In that case, the central bank should buy back any existing government bonds that are still paying positive interest rates with newly created zero-interest base money, and then begin buying other assets to boost nominal income. As Ben Bernanke once pointed out, such a policy would clearly be effective:
To rebut this [pessimistic] view, one can apply a reductio ad absurdum argument, based on my earlier observation that money issuance must affect prices, else printing money will create infinite purchasing power. Suppose the Bank of Japan prints yen and uses them to acquire foreign assets. If the yen did not depreciate as a result, and if there were no reciprocal demand for Japanese goods or assets (which would drive up domestic prices), what in principle would prevent the BOJ from acquiring infinite quantities of foreign assets, leaving foreigners nothing to hold but idle yen balances? Obviously this will not happen in equilibrium.”

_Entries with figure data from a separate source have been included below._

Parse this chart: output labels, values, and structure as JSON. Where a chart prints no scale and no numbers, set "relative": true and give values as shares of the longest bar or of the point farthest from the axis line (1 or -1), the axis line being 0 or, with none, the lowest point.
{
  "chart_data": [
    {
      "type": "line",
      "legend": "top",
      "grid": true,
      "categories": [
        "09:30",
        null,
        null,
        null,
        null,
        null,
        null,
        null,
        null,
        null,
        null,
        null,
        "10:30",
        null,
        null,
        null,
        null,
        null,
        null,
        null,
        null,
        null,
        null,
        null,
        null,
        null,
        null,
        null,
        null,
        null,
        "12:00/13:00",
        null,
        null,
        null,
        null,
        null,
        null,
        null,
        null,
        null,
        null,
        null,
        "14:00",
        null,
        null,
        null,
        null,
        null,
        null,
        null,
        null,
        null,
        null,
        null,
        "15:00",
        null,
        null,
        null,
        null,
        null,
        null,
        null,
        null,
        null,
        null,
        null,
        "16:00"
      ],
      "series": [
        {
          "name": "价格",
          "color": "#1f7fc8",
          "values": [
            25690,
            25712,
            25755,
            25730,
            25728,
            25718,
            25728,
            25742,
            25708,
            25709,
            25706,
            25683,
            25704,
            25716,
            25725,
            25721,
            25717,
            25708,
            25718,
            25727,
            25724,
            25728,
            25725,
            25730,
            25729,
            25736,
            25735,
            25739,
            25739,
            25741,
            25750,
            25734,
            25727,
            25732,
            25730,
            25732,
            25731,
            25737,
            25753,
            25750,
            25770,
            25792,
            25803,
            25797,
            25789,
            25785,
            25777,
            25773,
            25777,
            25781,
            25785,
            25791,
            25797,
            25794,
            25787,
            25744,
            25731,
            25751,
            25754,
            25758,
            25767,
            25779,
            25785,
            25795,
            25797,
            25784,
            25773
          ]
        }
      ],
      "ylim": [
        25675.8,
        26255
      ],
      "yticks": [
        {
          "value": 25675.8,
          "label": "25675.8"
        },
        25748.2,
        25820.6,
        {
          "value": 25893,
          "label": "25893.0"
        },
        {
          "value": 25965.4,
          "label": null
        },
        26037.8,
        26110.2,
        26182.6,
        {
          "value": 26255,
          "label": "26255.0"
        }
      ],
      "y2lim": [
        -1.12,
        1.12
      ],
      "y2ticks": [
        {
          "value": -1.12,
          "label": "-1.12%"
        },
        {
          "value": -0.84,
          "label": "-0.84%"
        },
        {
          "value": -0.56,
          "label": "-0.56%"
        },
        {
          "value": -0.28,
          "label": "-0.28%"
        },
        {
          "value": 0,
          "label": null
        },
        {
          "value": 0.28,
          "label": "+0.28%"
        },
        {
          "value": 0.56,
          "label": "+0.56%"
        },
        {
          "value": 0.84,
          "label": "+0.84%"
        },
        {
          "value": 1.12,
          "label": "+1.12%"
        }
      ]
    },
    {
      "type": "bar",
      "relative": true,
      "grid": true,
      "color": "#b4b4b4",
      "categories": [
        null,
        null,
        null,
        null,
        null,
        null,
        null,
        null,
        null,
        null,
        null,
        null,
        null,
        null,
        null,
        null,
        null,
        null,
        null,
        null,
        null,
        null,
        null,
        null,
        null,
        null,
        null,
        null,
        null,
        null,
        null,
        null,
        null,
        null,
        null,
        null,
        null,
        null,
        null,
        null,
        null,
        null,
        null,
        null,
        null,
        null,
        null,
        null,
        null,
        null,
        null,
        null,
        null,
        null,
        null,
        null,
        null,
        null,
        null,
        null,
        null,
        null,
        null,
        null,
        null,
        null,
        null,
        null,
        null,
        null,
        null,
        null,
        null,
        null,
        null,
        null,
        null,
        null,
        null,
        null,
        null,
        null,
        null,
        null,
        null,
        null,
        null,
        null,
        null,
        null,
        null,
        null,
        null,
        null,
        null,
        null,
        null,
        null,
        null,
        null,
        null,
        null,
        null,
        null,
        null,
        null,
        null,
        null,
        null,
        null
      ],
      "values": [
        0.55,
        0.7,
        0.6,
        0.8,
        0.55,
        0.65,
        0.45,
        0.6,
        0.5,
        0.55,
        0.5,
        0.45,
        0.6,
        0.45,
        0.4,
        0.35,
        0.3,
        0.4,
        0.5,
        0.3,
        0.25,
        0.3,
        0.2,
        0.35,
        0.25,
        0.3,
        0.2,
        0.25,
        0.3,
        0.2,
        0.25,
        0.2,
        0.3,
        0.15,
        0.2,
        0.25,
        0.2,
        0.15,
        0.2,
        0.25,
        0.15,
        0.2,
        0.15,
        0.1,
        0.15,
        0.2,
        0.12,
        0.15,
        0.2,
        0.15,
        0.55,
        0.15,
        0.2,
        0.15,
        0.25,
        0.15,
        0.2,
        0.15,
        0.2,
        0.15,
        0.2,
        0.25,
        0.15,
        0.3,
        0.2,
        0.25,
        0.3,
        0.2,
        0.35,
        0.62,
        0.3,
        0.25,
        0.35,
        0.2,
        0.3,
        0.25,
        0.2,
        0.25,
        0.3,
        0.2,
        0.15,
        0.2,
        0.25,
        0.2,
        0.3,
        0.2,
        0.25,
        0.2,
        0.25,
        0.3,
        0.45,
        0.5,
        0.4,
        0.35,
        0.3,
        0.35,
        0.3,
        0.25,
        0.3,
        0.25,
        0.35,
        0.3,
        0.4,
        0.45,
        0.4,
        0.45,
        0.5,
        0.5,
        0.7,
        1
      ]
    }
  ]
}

Case 3: An economy where nominal interest rates are zero but expected to rise above zero in the future.
In that case, a central bank should engage in “level targeting”, by committing to return to the target path for nominal spending once interest rates rise above zero. Research by people like Paul Krugman, Michael Woodford and Gauti Eggertsson has shown that this sort of forward guidance is the optimal policy at the zero lower bound for interest rates, when the liquidity trap is not permanent.
Once again, however, this is all a moot point for China, where nominal interest rates are still positive. Chinese policymakers should look at the mistakes made in the US and Europe, and avoid going down the same road.
READER COMMENTS
Thomas L Hutcheson
Dec 17 2023 at 11:05pm
Absolutely correct, but I’d make one amendment: The cost benefit analysis that governments do is affected by monetary policy and whether it is or is not at the moment achieving its target. If the economy is in recession and the central bank has not yet managed to get inflation (or NGDP, if that is one target variable) up to a level to restore full employment, some spending will pass a cost benefit test (I prefer to think of a NPV>0 test) that would not pass when employment and inflation are on target. [And vice versa. If inflation is over target some things will fail the test that would pass when inflation and employment are on target.]A government that acted in this way would appear to be doing “Keynesian” economics.
Robert EV
Dec 18 2023 at 2:53pm
Given the lag time in appropriations to actual dollars in pockets isn’t spending typically a guess as to what will be needed at various points in the future?
Monetary policy would thus be more flexible and should thus be the part of the system which adapts to fiscal policy, regardless of what’s actually going on.
Robert EV
Dec 18 2023 at 2:55pm
Though I guess when taken to an extreme this would be a recipe for an eventually complete government-driven demand economy.
Thomas L Hutcheson
Dec 23 2023 at 8:41am
Yes, but that is implicit in the NPV analysis of any expenditure. It would not be wise to undertake an expenditure with a long build out period just because today’s borrowing cost and MC/price differential are “favorable.” Put the laid-off policeman back to work, not build another Hover Dam.
Matthias
Dec 18 2023 at 7:31am
Yes, the thought experiment of buying up all the assets in the world really shows why monetary policy can always raise inflation. (And that the inability to raise inflation would actually be an awesome ability for any money issuing institution to have.)
Scott Sumner
Dec 18 2023 at 4:10pm
Yes, just imagine if sub-Saharan countries in Africa had that ability!
vince
Dec 18 2023 at 3:55pm
The fact that there aren’t infinite quantities of foreign assets?
vince
Dec 18 2023 at 3:58pm
Is that a first-best policy?
Scott Sumner
Dec 18 2023 at 4:09pm
The first best policy is probably a NGDP growth target that is high enough where they don’t have to buy back the entire stock of public debt. Say at least 4%, with level targeting.